This week a hedgehog was spotted in our car park! One of our teachers, Mrs Saunders, rescued the poor thing knowing that I had never seen one before. It was small and prickly and covered with fleas and ticks–not a pretty site. I have told staff that they are exotic pets in the US and their reaction was “Why?” Apparently they are like the UK version of a possum, which of course back home we would not consider keeping as pets.
I have seen dead foxes and badgers on the side of the road. Apparently I don’t really want to encounter a badger alive as they will stand their ground and can be vicious. Foxes over here are looked upon as we do coyotes. I think coyotes in Portland are pretty cool, since we occasionally see them in our neighborhood. There are no coyotes in England. Nor are their raccoons, or so I am told.
I don’t consider my staff a wild bunch, but they are sure fun to teach with. Only a couple felt like having their photo taken the day I brought my camera to school.
This is Mrs Hill. She is one of our three part time secretaries. She is very nice and keeps calm when danger strikes!
This is Mrs Allen. She is a TA and is sadly leaving Waltham. She helps out in my classroom a lot. Alas, no more. We work well as a team. I hear she is a mean beater in a pheasant hunt.

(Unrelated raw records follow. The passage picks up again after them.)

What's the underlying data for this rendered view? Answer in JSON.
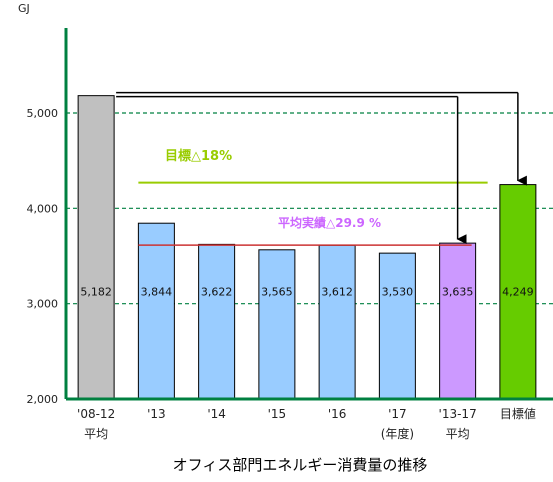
{
  "chart_data": {
    "type": "bar",
    "unit_label": "GJ",
    "title": "オフィス部門エネルギー消費量の推移",
    "categories": [
      [
        "'08-12",
        "平均"
      ],
      [
        "'13"
      ],
      [
        "'14"
      ],
      [
        "'15"
      ],
      [
        "'16"
      ],
      [
        "'17",
        "(年度)"
      ],
      [
        "'13-17",
        "平均"
      ],
      [
        "目標値"
      ]
    ],
    "values": [
      5182,
      3844,
      3622,
      3565,
      3612,
      3530,
      3635,
      4249
    ],
    "value_labels": [
      "5,182",
      "3,844",
      "3,622",
      "3,565",
      "3,612",
      "3,530",
      "3,635",
      "4,249"
    ],
    "bar_colors": [
      "#c0c0c0",
      "#99ccff",
      "#99ccff",
      "#99ccff",
      "#99ccff",
      "#99ccff",
      "#cc99ff",
      "#66cc00"
    ],
    "ylim": [
      2000,
      5000
    ],
    "y_ticks": [
      2000,
      3000,
      4000,
      5000
    ],
    "y_tick_labels": [
      "2,000",
      "3,000",
      "4,000",
      "5,000"
    ],
    "grid": "dashed horizontal",
    "annotations": {
      "target": {
        "text": "目標△18%",
        "value": 4249,
        "color": "#99cc00"
      },
      "average": {
        "text": "平均実績△29.9 %",
        "value": 3635,
        "color": "#cc66ff",
        "line_color": "#cc3333"
      }
    }
  }
}
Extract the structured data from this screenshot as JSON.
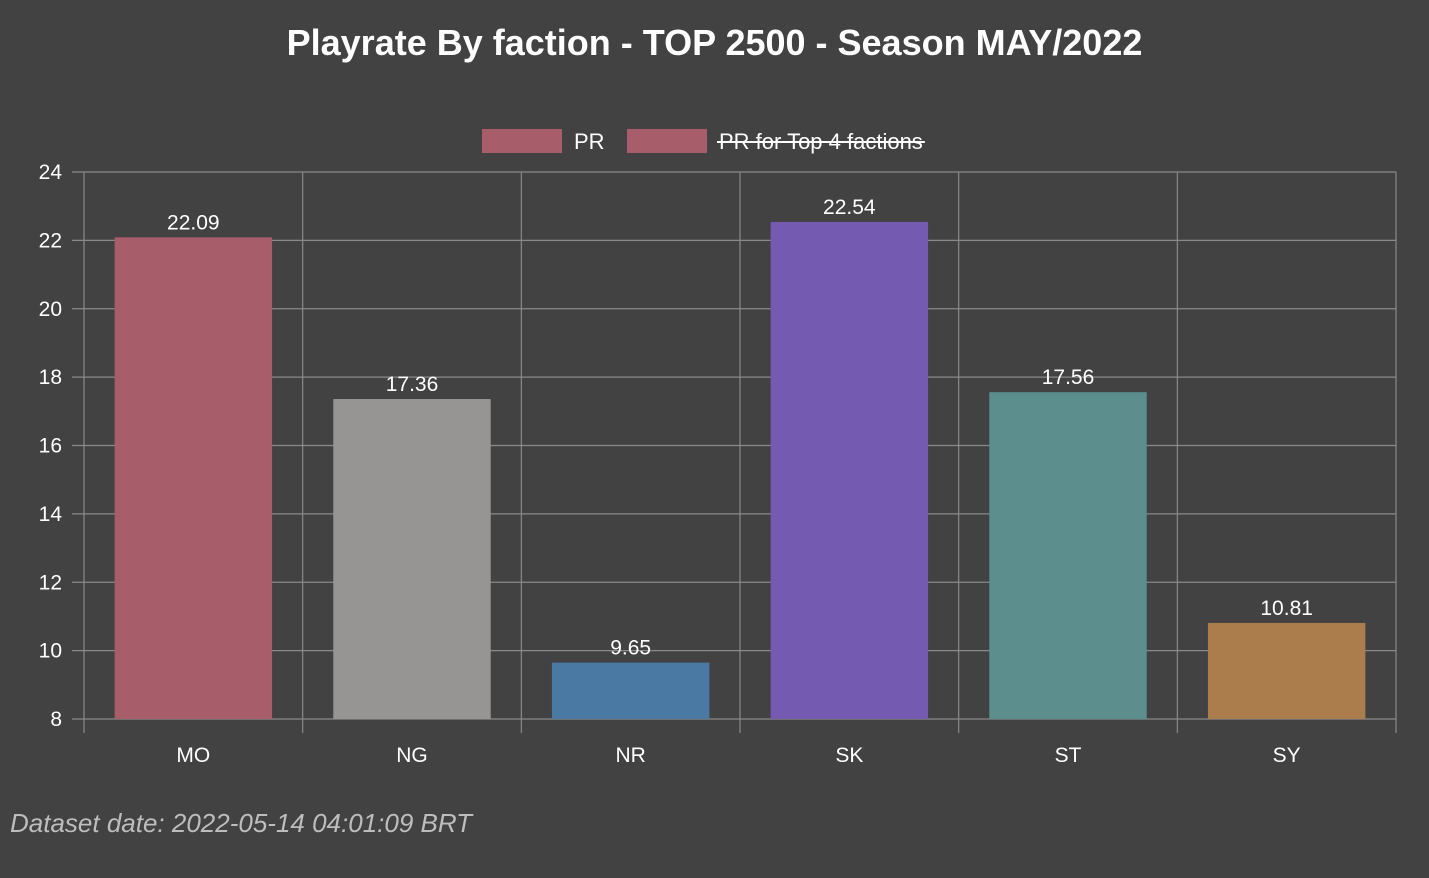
{
  "chart_data": {
    "type": "bar",
    "title": "Playrate By faction - TOP 2500 - Season MAY/2022",
    "xlabel": "",
    "ylabel": "",
    "categories": [
      "MO",
      "NG",
      "NR",
      "SK",
      "ST",
      "SY"
    ],
    "series": [
      {
        "name": "PR",
        "values": [
          22.09,
          17.36,
          9.65,
          22.54,
          17.56,
          10.81
        ],
        "colors": [
          "#a85d6a",
          "#969594",
          "#4a79a4",
          "#745ab0",
          "#5b8e8d",
          "#ab7c4c"
        ]
      },
      {
        "name": "PR for Top 4 factions",
        "hidden": true,
        "legend_color": "#a85d6a"
      }
    ],
    "ylim": [
      8,
      24
    ],
    "yticks": [
      8,
      10,
      12,
      14,
      16,
      18,
      20,
      22,
      24
    ],
    "grid": true,
    "legend_position": "top-center",
    "footnote": "Dataset date: 2022-05-14 04:01:09 BRT"
  }
}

This is Mrs Triggs. She teaches years 5/6. She is also my mentor teacher. She marks a lot of papers in her spare time much to the chagrin of her husband.
Lastly we have Mrs Nott. She is our other school TA. I don’t work with her much, but I hear that students float on air when she is teaching. Her husband makes homemade charcoal and we have cooked with it.
The other weekend we went down to Rutland for a walk around the water. Rutland is the smallest county in England and is only recently re-instated as independent. The Rutland Water is apparently the largest man-made lake in Western Europe. We did a 3.5 mile hike and had a great time on a really sunny day. Kids were great, sites were great, and the wildlife was in your face.
The sheep were right on the path we were on.
Our kids really like walking with us. They don’t mind the time it takes and we all enjoy the fresh air.
Three horses and about six cows caught us by surprise when we rounded a corner. Annika knows how to talk with horses and immediately was stroking one horse’s head. Zachary, on the other hand, was trying to get it to bite his stick. We put a stop to that nonsense straight away.
The Old Hall in Rutland. Yes, it looked really old. I wished out loud that we were living in this home right on the water.
The kids tried, and failed, to pet any of these sheep.
As with any well intended hike there is beer at the end of the trail. In this case a brewery in Oakham, about 5 miles from the Rutland Water.
Good beers on tap. We are actively seeking out the little breweries when we can. Pubs are ubiquitous, but the brew pubs take more effort to find. They brew in the real ale style, so they are hand-drawn from casks in the basement and served at cellar temperature.